A fully human baby with a fully God nature was conceived and born. Remember Jesus had no human dad, rather he was conceived in Mary by the Spirit of God!
Unlike half-baked ancient myths of half mortal beings and half god creatures, Jesus was fully human and fully God!
Being fully human, he satisfied the requirement for being human, but without a fallen human nature. Fully human meant that he could represent humanity and connect with us. He could identify with our struggles and our emotions, our pain and our joy, our temptations and our trials. Being fully human circumvented his amazing glory that would overwhelm and frighten mere mortals.
Being fully God meant he had God’s nature, he was fully perfect and unmarred by human sin. In addition, his Godhood identity made him worth way more than anyone of us individually or even as a group. Thus, he could take punishment in place of any and all who would receive his pardon.
The paradox of Jesus’ nature is nicely summed up by G.K. Chesterton in his book titled “Orthodoxy.” In chapter six, “The Paradoxes of Christianity,” he first shows why a mixture of two things has a weakness, and then he shows why this was not the case for Jesus the Messiah.

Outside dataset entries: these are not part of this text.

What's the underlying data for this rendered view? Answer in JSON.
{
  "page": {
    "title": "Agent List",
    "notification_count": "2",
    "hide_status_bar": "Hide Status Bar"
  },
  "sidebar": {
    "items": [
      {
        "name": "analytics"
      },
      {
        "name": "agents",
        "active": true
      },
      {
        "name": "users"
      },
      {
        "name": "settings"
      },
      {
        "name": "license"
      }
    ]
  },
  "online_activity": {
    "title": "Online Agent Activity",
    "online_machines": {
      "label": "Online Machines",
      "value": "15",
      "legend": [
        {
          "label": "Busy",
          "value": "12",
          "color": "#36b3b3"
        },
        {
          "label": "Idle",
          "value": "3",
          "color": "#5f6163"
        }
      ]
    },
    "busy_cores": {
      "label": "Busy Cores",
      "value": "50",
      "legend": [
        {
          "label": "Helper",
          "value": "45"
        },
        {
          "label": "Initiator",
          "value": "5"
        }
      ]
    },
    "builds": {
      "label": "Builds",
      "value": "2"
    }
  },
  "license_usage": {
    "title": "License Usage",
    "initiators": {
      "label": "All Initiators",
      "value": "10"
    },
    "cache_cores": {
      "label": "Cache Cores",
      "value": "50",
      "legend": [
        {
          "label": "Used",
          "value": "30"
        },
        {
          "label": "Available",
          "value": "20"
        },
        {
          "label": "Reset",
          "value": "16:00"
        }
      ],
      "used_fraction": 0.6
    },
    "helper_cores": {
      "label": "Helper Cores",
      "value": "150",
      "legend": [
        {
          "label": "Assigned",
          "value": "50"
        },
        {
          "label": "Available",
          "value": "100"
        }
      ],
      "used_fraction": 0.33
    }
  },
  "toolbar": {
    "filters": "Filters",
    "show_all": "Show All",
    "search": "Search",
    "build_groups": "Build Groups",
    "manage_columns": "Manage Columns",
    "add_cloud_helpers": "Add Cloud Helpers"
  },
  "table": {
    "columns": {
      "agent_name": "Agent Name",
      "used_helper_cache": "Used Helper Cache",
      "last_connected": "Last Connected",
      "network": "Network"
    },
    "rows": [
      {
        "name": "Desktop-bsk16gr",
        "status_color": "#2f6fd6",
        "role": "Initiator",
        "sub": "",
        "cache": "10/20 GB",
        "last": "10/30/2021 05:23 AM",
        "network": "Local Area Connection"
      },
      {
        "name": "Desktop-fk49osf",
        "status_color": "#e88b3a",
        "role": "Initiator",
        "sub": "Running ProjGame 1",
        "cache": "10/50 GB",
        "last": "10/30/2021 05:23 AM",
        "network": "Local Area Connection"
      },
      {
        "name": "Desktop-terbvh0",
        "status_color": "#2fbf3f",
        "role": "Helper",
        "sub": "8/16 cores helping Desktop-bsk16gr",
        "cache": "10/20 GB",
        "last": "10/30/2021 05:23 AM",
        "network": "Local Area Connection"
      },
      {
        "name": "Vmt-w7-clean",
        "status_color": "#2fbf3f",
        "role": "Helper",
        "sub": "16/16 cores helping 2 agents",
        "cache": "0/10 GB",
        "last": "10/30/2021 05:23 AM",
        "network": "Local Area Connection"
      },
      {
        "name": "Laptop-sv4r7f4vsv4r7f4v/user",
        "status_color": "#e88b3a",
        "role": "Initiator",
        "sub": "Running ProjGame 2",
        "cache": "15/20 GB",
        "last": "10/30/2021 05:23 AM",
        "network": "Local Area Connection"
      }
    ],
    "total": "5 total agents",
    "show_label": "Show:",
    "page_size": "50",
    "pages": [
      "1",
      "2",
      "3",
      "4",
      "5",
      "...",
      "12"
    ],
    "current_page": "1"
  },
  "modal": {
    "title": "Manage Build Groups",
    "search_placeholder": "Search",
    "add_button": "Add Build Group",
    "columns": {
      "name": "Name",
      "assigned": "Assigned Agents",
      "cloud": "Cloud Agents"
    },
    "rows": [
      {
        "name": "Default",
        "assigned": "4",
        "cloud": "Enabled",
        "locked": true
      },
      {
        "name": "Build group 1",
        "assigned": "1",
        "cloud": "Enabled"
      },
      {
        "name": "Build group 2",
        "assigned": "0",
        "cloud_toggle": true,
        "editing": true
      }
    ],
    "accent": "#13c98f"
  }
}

First, he says, “Being a mixture of two things, it is a dilution of two things; neither is present in its full strength or contributes its full colour.” A little later he writes, “Here, again in short, Christianity got over the difficulty of combining furious opposites, by keeping them both, and keeping them both furious.” And concerning the topic of Jesus, he says this “But I need not remind the reader that the idea of this combination is indeed central in orthodox theology. For orthodox theology has specially insisted that Christ was not a being apart from God and man, like an elf, nor yet a being half human and half not, like a centaur, but both things at once and both things thoroughly, very man and very God.”